Костя сдёрнул с плеча ружьё, щёлкнул предохранителем, приготовился, но ждал. Стрелять без особой причины он не любил, тем более, что волк никакой явной, направленной сторону Кости, агрессии не проявлял. "Старый что ли? Одиночка? Сытый?" – мысли промелькнули в голове и исчезли. Волк приподнял нос по ветру и повёл им вправо-влево. Хвост его осторожно шевельнулся.
Блин, и надо ж было так упороться и встать по ветру. Вот Белка его и не почуяла. Костя положил руку на загривок собаке, а она с чего-то начала подскуливать. Не со страху, а от какого-то нетерпения.
– Ты что это, подруга, засуетилась? – спросил Костя, продолжая внимательно смотреть на волка. Тот переступил лапами и снова осторожно вильнул хвостом. Костя убрал руку, и Белка рванула навстречу волку.

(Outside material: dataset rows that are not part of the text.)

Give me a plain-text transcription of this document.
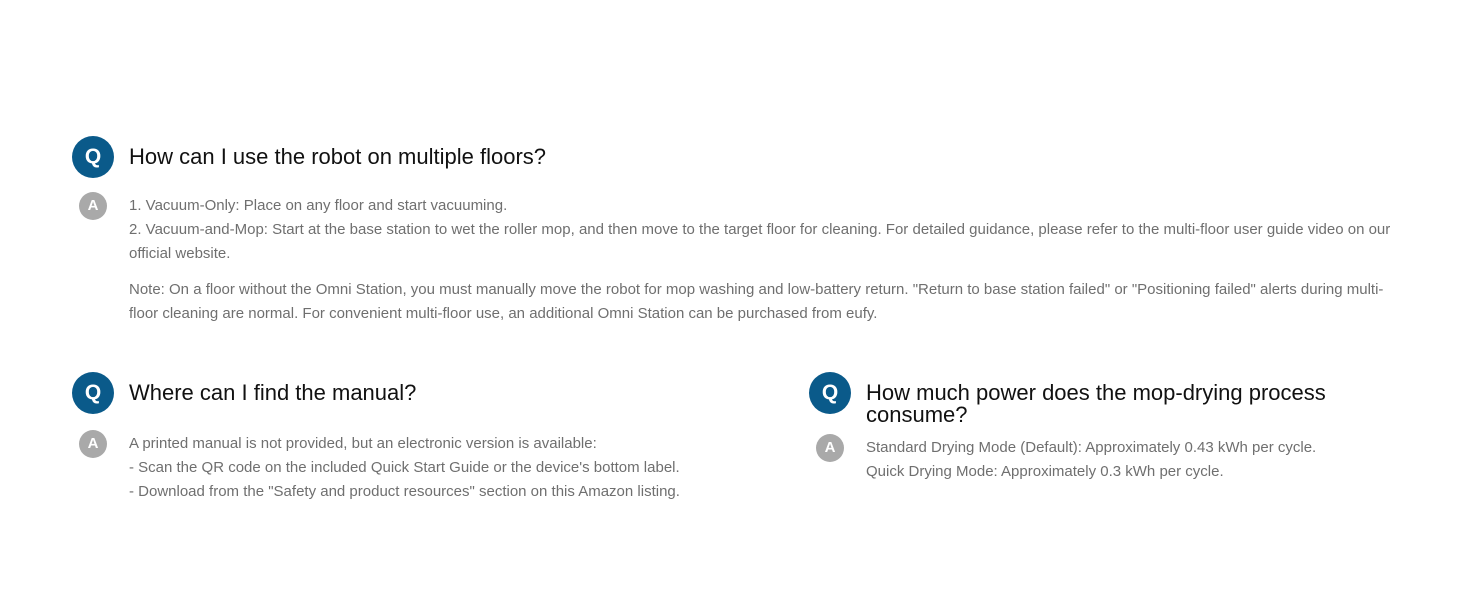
Q	How can I use the robot on multiple floors?
A	1. Vacuum-Only: Place on any floor and start vacuuming.

2. Vacuum-and-Mop: Start at the base station to wet the roller mop, and then move to the target floor for cleaning. For detailed guidance, please refer to the multi-floor user guide video on our official website.

Note: On a floor without the Omni Station, you must manually move the robot for mop washing and low-battery return. "Return to base station failed" or "Positioning failed" alerts during multi-floor cleaning are normal. For convenient multi-floor use, an additional Omni Station can be purchased from eufy.

Q	Where can I find the manual?
A	A printed manual is not provided, but an electronic version is available:

- Scan the QR code on the included Quick Start Guide or the device's bottom label.

- Download from the "Safety and product resources" section on this Amazon listing.

Q	How much power does the mop-drying process consume?
A	Standard Drying Mode (Default): Approximately 0.43 kWh per cycle.

Quick Drying Mode: Approximately 0.3 kWh per cycle.
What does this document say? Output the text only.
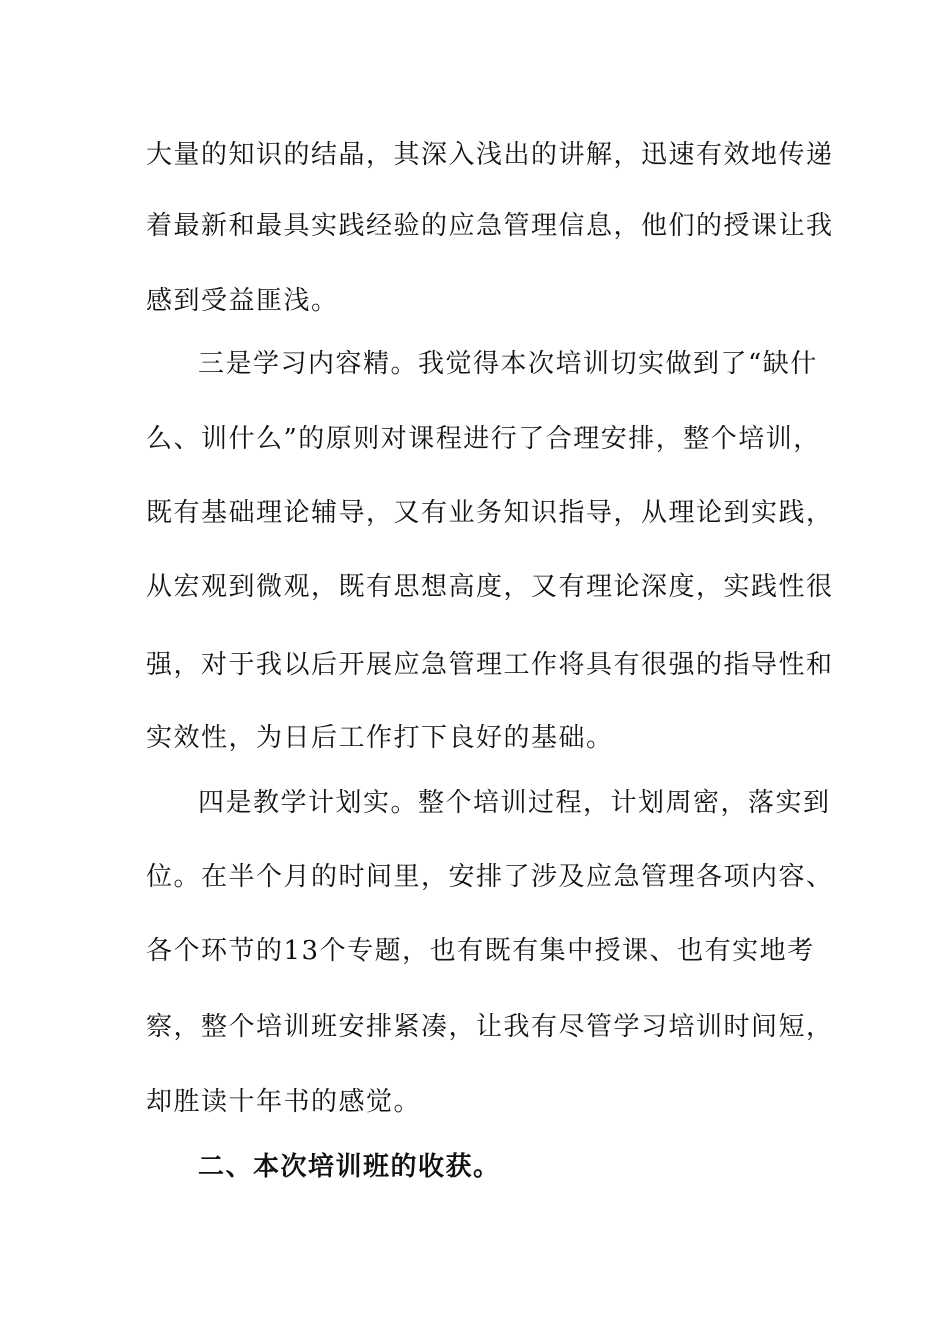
大量的知识的结晶，其深入浅出的讲解，迅速有效地传递
着最新和最具实践经验的应急管理信息，他们的授课让我
感到受益匪浅。
三是学习内容精。我觉得本次培训切实做到了“缺什
么、训什么”的原则对课程进行了合理安排，整个培训，
既有基础理论辅导，又有业务知识指导，从理论到实践，
从宏观到微观，既有思想高度，又有理论深度，实践性很
强，对于我以后开展应急管理工作将具有很强的指导性和
实效性，为日后工作打下良好的基础。
四是教学计划实。整个培训过程，计划周密，落实到
位。在半个月的时间里，安排了涉及应急管理各项内容、
各个环节的13个专题，也有既有集中授课、也有实地考
察，整个培训班安排紧凑，让我有尽管学习培训时间短，
却胜读十年书的感觉。
二、本次培训班的收获。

– Белка! Белка! Белка, ко мне!
Белка на мгновение приостановилась, обернулась посмотреть с укором на Костю: "Что ж ты, бестолочь, не понимаешь? Любовь зла!", и помчалась дальше. Он обхватил голову руками, ну что за напасть, и как не вовремя. Костя начал корить сам себя за то, что знал ведь, что у Белки течка началась, думал, что в лесу перебесится, лишь бы с каким деревенским кобелем не спуталась. Ан нет. И здесь нашла. Природа сильнее всего, против неё не попрёшь. Вот сука, предательница. Прасститутка! Блядищща! Вот так, у всех на глазах, в блуд ударилась. Свинья, определённо свинья! Которая грязи всегда найдёт.
Дальше можно было и не смотреть. Кобелиные вальсы Костя знал наизусть. Всё, охота, можно сказать, накрылась, зато можно сходить к своим отщепенцам. Проверить, всё ли там в порядке. Парочка влюблённых скрылась в зарослях, Костя поставил ружьё на предохранитель и побежал дальше.
Отщепенцев Костя перевёл поближе к Бахтино, в район Сергеевки. Александровская падь, как ему показалась, была слишком известным местом. От старых времён там осталось несколько оплывших землянок, даже вал какой-никакой имелся. Место давно брошенное, но, по всем признакам, иногда посещаемое. Там же он и встретил пятерых, сбежавших от Полфунта разбойников. Трое, Косте уже знакомые Ухо, Рыло и Нос, и двое сомнительных, с точки зрения дальнейшей от них пользы, персонажей. Один был какой-то тощий и вертлявый мужичонка, с узкими слюнявыми губами, редкими сальными волосиками и бегающим взглядом. Второй – крепкий парень лет шестнадцати, с сосредоточенным лицом, но каким-то нездоровым, граничащим с фанатичным, блеском в глазах. Казалось, что его неотступно гложет какая-то мысль.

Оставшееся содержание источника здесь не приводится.